During his excavations of the area of Nippur dedicated to the worship of the god Enlil, John Peters and his archaeological team uncovered a small shrine. Here is an excerpt giving his description of the discovery. The shrine he discovered was built for the Sumerian high god Enlil by the Ur III king, Amar-Suen (2046-2038 B.C.). It was located directly in front of Enlil's ziggurat (stepped tower) to the southeast a distance of about 67.5 meters (221.4 feet). A plan of the area dedicated to the worship of Enlil follows showing the relations of the ziggurat, Enlil temple, and small shrine. A few further notes about the shrine are then given.
Prof. Peters writes: Beyond this gully or depression was a steep hill ascending abruptly to the plateau of the temple, fourteen metres above plain level. At a point on this ascent some two or three metres above plain level we found, on a platform of burned brick, a small shrine of [Amar-Suen], indicated on the plan at No. 11. The walls of this shrine were built of burned brick laid in bitumen, and from seven to fourteen courses were still in place. Almost all of these bricks bore a brief dedicatory inscription to [Enlil] by [Amar-Suen], King of Ur, often repeated several times on the same brick; and in each of the two doorways, the outer and the inner, were found diorite door-sockets bearing longer inscriptions by the same monarch.
This excerpt is taken from John Punnett Peters, Nippur or Explorations and Adventures on the Euphrates: The Narrative of the University of Pennsylvania Expedition to Babylonia in the Years 1888-1890, New York: G.P. Putnam's Sons, 1897, Volume II, p. 146. An almost identical description is included in the article by John P. Peters, "Some Recent Results of the University of Pennsylvania Excavations at Nippur, Especially of the Temple Hill," American Journal of Archaeology, 10 (1895), 16.
A useful plan of the area dedicated to the worship of Enlil is provided by Prof.
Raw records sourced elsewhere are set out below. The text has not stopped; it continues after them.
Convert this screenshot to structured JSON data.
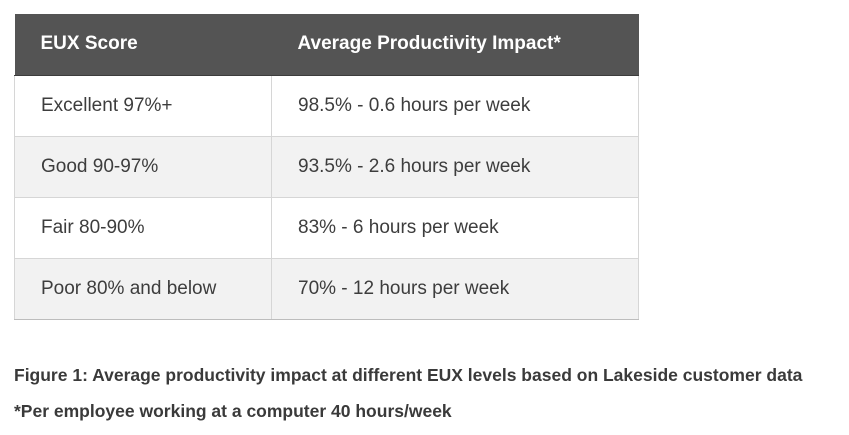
{
  "table": {
    "headers": [
      "EUX Score",
      "Average Productivity Impact*"
    ],
    "rows": [
      [
        "Excellent 97%+",
        "98.5% - 0.6 hours per week"
      ],
      [
        "Good 90-97%",
        "93.5% - 2.6 hours per week"
      ],
      [
        "Fair 80-90%",
        "83% - 6 hours per week"
      ],
      [
        "Poor 80% and below",
        "70% - 12 hours per week"
      ]
    ]
  },
  "caption": "Figure 1: Average productivity impact at different EUX levels based on Lakeside customer data",
  "footnote": "*Per employee working at a computer 40 hours/week",
  "colors": {
    "header_bg": "#545454",
    "header_text": "#ffffff",
    "row_alt_bg": "#f2f2f2",
    "border": "#d6d6d6"
  }
}
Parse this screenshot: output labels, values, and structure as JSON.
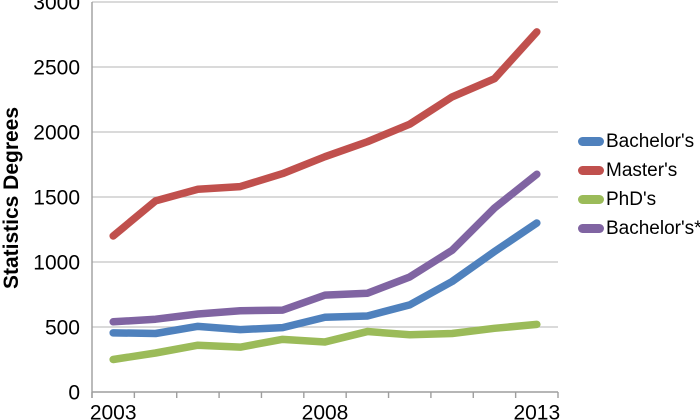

Jastrow.
The plan shown is adapted from Morris Jastrow, Jr., Aspects of Religious Belief and Practice in Babylonia and Assyria, New York: The Knickerbocker Press, 1911, Plate 24, Figure 1, between pp. 292f. An interesting three-dimensional sketch of the Enlil area is included by H.V. Hilprecht, Explorations in Bible Lands, The Babylonian Expedition of the University of Pennsylvania, Series D: Researches and Treatises, Philadelphia: Department of Archaeology of the University of Pennsylvania, 1904, Vol. I, p. 552. Unfortunately, it has too many inaccuracies to be really useful. He has represented the ziggurat with too many stages; it only had three stages apparently. The small shrine is shown backwards; his drawing of it should be turned 180 degrees. The small shrine is represented twice, once in the outer courtyard and again by some strange confusion mistakenly in the inner courtyard.
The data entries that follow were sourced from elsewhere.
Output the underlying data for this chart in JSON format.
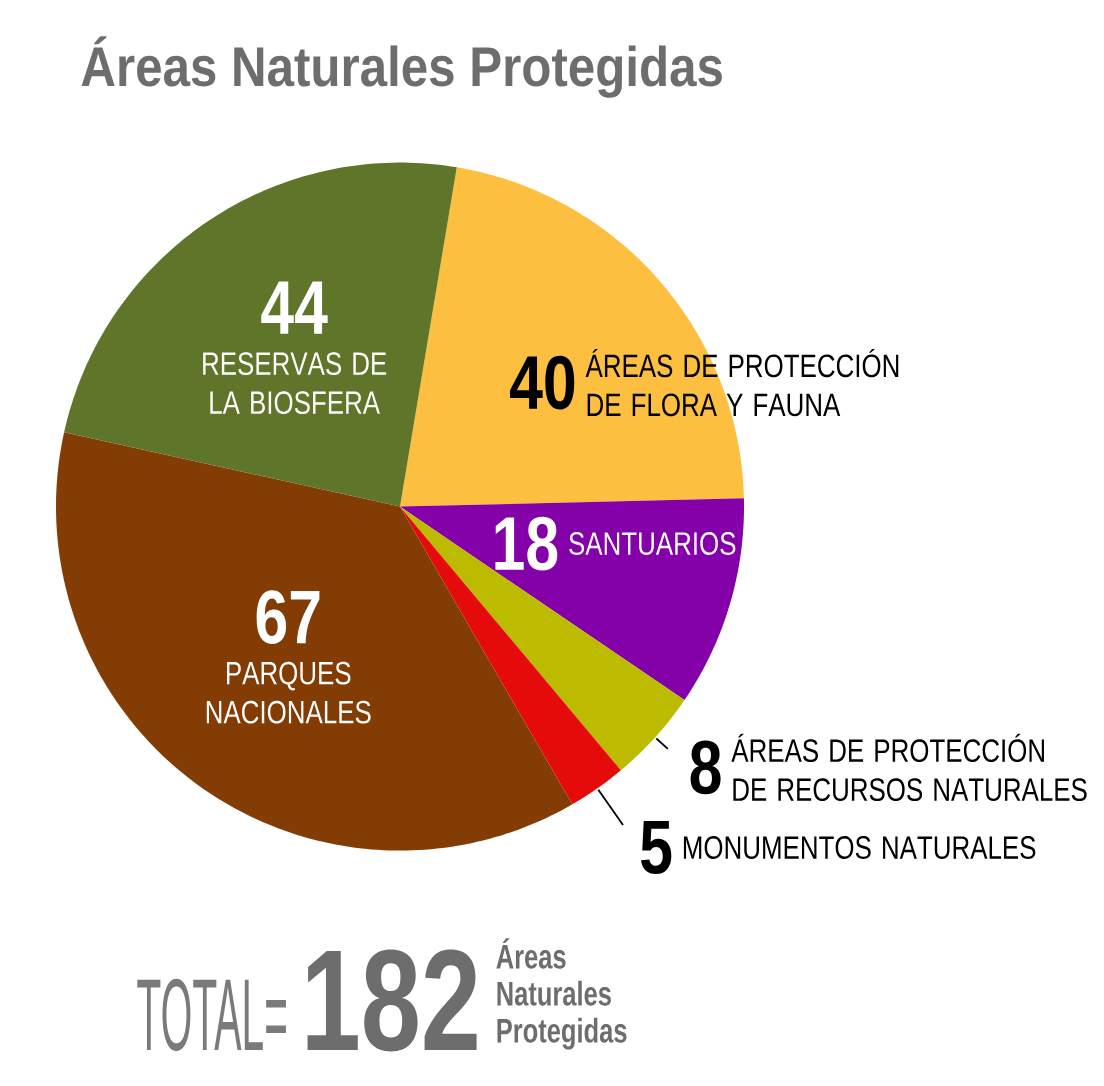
{
  "chart_data": {
    "type": "pie",
    "title": "Áreas Naturales Protegidas",
    "categories": [
      "ÁREAS DE PROTECCIÓN DE FLORA Y FAUNA",
      "SANTUARIOS",
      "ÁREAS DE PROTECCIÓN DE RECURSOS NATURALES",
      "MONUMENTOS NATURALES",
      "PARQUES NACIONALES",
      "RESERVAS DE LA BIOSFERA"
    ],
    "values": [
      40,
      18,
      8,
      5,
      67,
      44
    ],
    "colors": [
      "#fdbf40",
      "#8400a8",
      "#bdbb00",
      "#e60b0b",
      "#823c04",
      "#5f752a"
    ],
    "data_labels": true,
    "annotations": [
      "TOTAL=",
      "182",
      "Áreas Naturales Protegidas"
    ]
  }
}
More information on the discovery of the small shrine for Enlil has been made available by Richard L. Zettler, "The Small Shrine of Enlil at Nippur," Journal of Near Eastern Studies, 43 (1984), 231-238. Thanks to the research of Dr. Zettler in the archives of the University Museum, the brief description of the shrine by Dr. Peters can now be supplemented by his unpublished field notes. So much of the archaeological information uncovered by Dr. Peters and Dr. Haynes was left unpublished at the time that a misleading impression has been given about the competence of their work. Dr. Zettler and others who have worked with the unpublished material have been able to show that the level of work done by Peters and Haynes was comparable to the standards attained by other archaeological work of the time.
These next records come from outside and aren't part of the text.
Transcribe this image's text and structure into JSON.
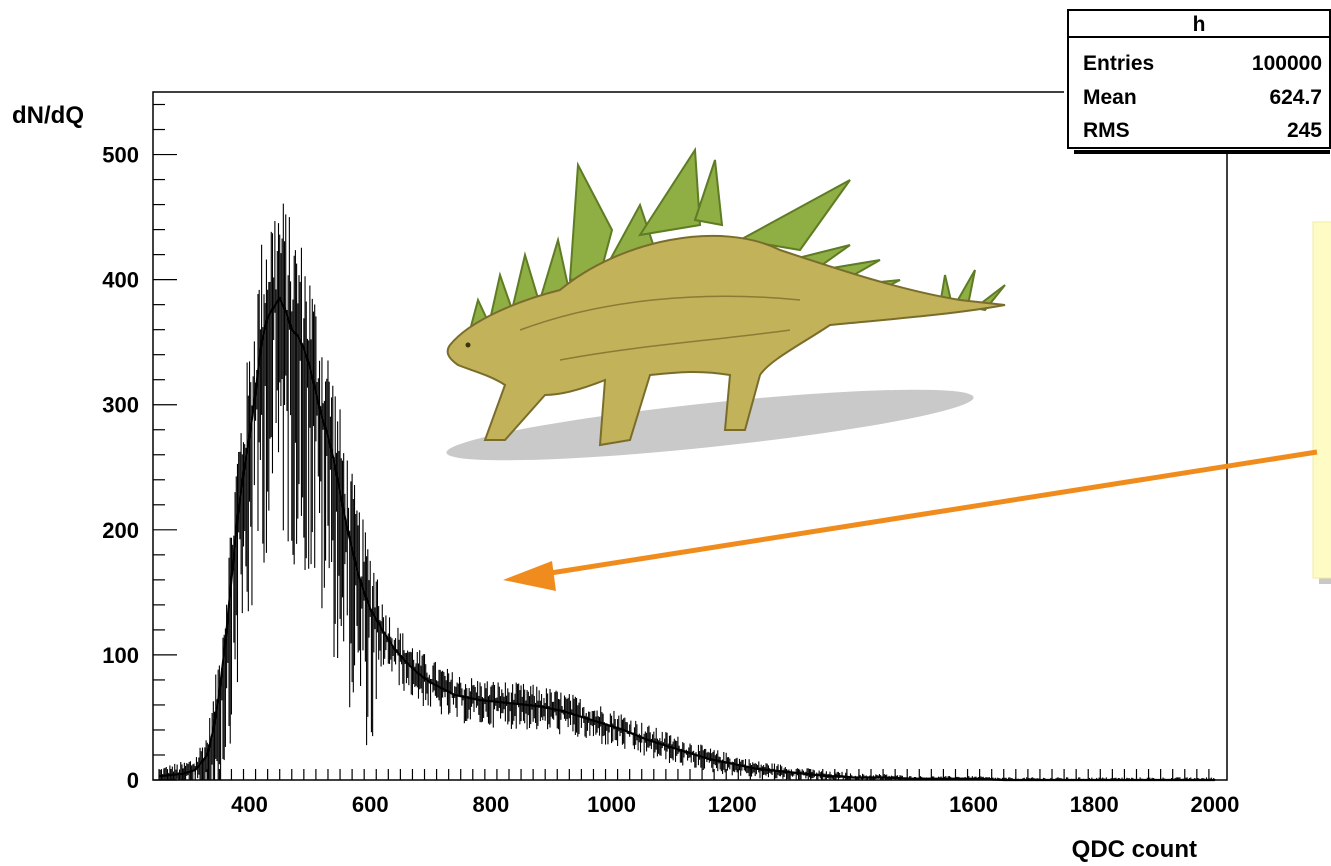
{
  "chart_data": {
    "type": "histogram",
    "xlabel": "QDC count",
    "ylabel": "dN/dQ",
    "xlim": [
      240,
      2020
    ],
    "ylim": [
      0,
      550
    ],
    "x_ticks": [
      "400",
      "600",
      "800",
      "1000",
      "1200",
      "1400",
      "1600",
      "1800",
      "2000"
    ],
    "y_ticks": [
      "0",
      "100",
      "200",
      "300",
      "400",
      "500"
    ],
    "grid": false,
    "legend": "none",
    "series_color": "#000000",
    "x": [
      250,
      270,
      290,
      310,
      330,
      340,
      350,
      360,
      370,
      380,
      390,
      400,
      410,
      420,
      430,
      440,
      450,
      460,
      470,
      480,
      490,
      500,
      510,
      520,
      530,
      540,
      550,
      560,
      570,
      580,
      590,
      600,
      620,
      640,
      660,
      680,
      700,
      720,
      740,
      760,
      780,
      800,
      820,
      840,
      860,
      880,
      900,
      920,
      940,
      960,
      980,
      1000,
      1020,
      1040,
      1060,
      1080,
      1100,
      1120,
      1140,
      1160,
      1180,
      1200,
      1220,
      1240,
      1260,
      1280,
      1300,
      1320,
      1340,
      1360,
      1380,
      1400,
      1450,
      1500,
      1550,
      1600,
      1650,
      1700,
      1750,
      1800,
      1850,
      1900,
      1950,
      2000
    ],
    "values": [
      3,
      4,
      5,
      8,
      20,
      40,
      70,
      110,
      160,
      210,
      245,
      275,
      310,
      350,
      370,
      378,
      385,
      375,
      360,
      355,
      345,
      330,
      310,
      290,
      275,
      255,
      230,
      205,
      185,
      165,
      150,
      137,
      120,
      105,
      94,
      85,
      78,
      73,
      68,
      66,
      64,
      63,
      62,
      61,
      60,
      59,
      57,
      55,
      52,
      49,
      46,
      43,
      40,
      36,
      32,
      29,
      26,
      23,
      20,
      17,
      15,
      13,
      11,
      9,
      8,
      7,
      6,
      5,
      4,
      3,
      3,
      2,
      2,
      1,
      1,
      1,
      0,
      0,
      0,
      0,
      0,
      0,
      0,
      0
    ],
    "stats": {
      "title": "h",
      "rows": [
        {
          "label": "Entries",
          "value": "100000"
        },
        {
          "label": "Mean",
          "value": "624.7"
        },
        {
          "label": "RMS",
          "value": "245"
        }
      ]
    },
    "annotation_color": "#f08c1e"
  }
}
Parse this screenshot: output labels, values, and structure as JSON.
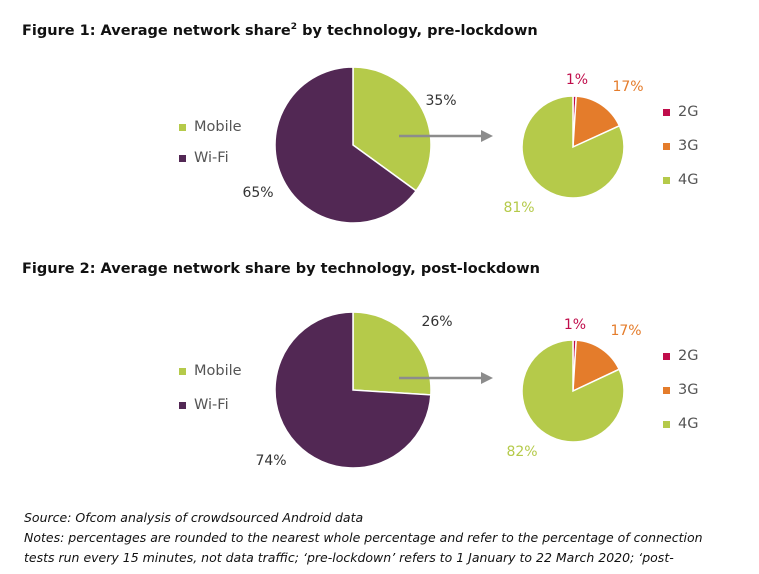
{
  "source": "Source: Ofcom analysis of crowdsourced Android data",
  "notes": [
    "Notes: percentages are rounded to the nearest whole percentage and refer to the percentage of connection",
    "tests run every 15 minutes, not data traffic; ‘pre-lockdown’ refers to 1 January to 22 March 2020; ‘post-"
  ],
  "colors": {
    "mobile": "#b5ca4a",
    "wifi": "#522854",
    "g2": "#c00d4b",
    "g3": "#e47c2b",
    "g4": "#b5ca4a",
    "arrow": "#8c8c8c"
  },
  "chart_data": [
    {
      "type": "pie",
      "title": "Figure 1: Average network share",
      "title_superscript": "2",
      "title_suffix": " by technology, pre-lockdown",
      "network": {
        "labels": [
          "Mobile",
          "Wi-Fi"
        ],
        "values": [
          35,
          65
        ],
        "value_labels": [
          "35%",
          "65%"
        ]
      },
      "mobile_breakdown": {
        "labels": [
          "2G",
          "3G",
          "4G"
        ],
        "values": [
          1,
          17,
          81
        ],
        "value_labels": [
          "1%",
          "17%",
          "81%"
        ]
      }
    },
    {
      "type": "pie",
      "title": "Figure 2: Average network share by technology, post-lockdown",
      "network": {
        "labels": [
          "Mobile",
          "Wi-Fi"
        ],
        "values": [
          26,
          74
        ],
        "value_labels": [
          "26%",
          "74%"
        ]
      },
      "mobile_breakdown": {
        "labels": [
          "2G",
          "3G",
          "4G"
        ],
        "values": [
          1,
          17,
          82
        ],
        "value_labels": [
          "1%",
          "17%",
          "82%"
        ]
      }
    }
  ]
}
Here are more details about the small shrine based on the article by Dr. Zettler. If you were at the southeast side of the ziggurat at the bottom of its flight of steps, you would proceed southeast and leave the courtyard surrounding the ziggurat area. This would bring you into a somewhat smaller courtyard in which the small shrine was located. When you came to the shrine you would find a structure with walls about one meter (3.3 feet) thick. The doorway in front of you allowed entrance into the first room which measured about 2.5 meters deep by 6.6 meters across (8.2 feet by 21.6 feet). You could walk directly through the room and if you moved a little to your left, you could enter a second room with the same measurement across, but a little deeper in size (3 meters deep by 6.6 meters across or 9.8 feet by 21.6 feet). After crossing this room, you would come to a larger room, probably a square courtyard open to the sky. It measured perhaps 8.5 meters (almost 28 feet) square. The rest of the shrine could not be recovered by the archaeologists, but perhaps we can reasonably conjecture that after crossing the courtyard, one encountered the inner rooms of the shrine. If the building was somewhat symmetrical, the lost rooms would have been about the same size as the entry rooms.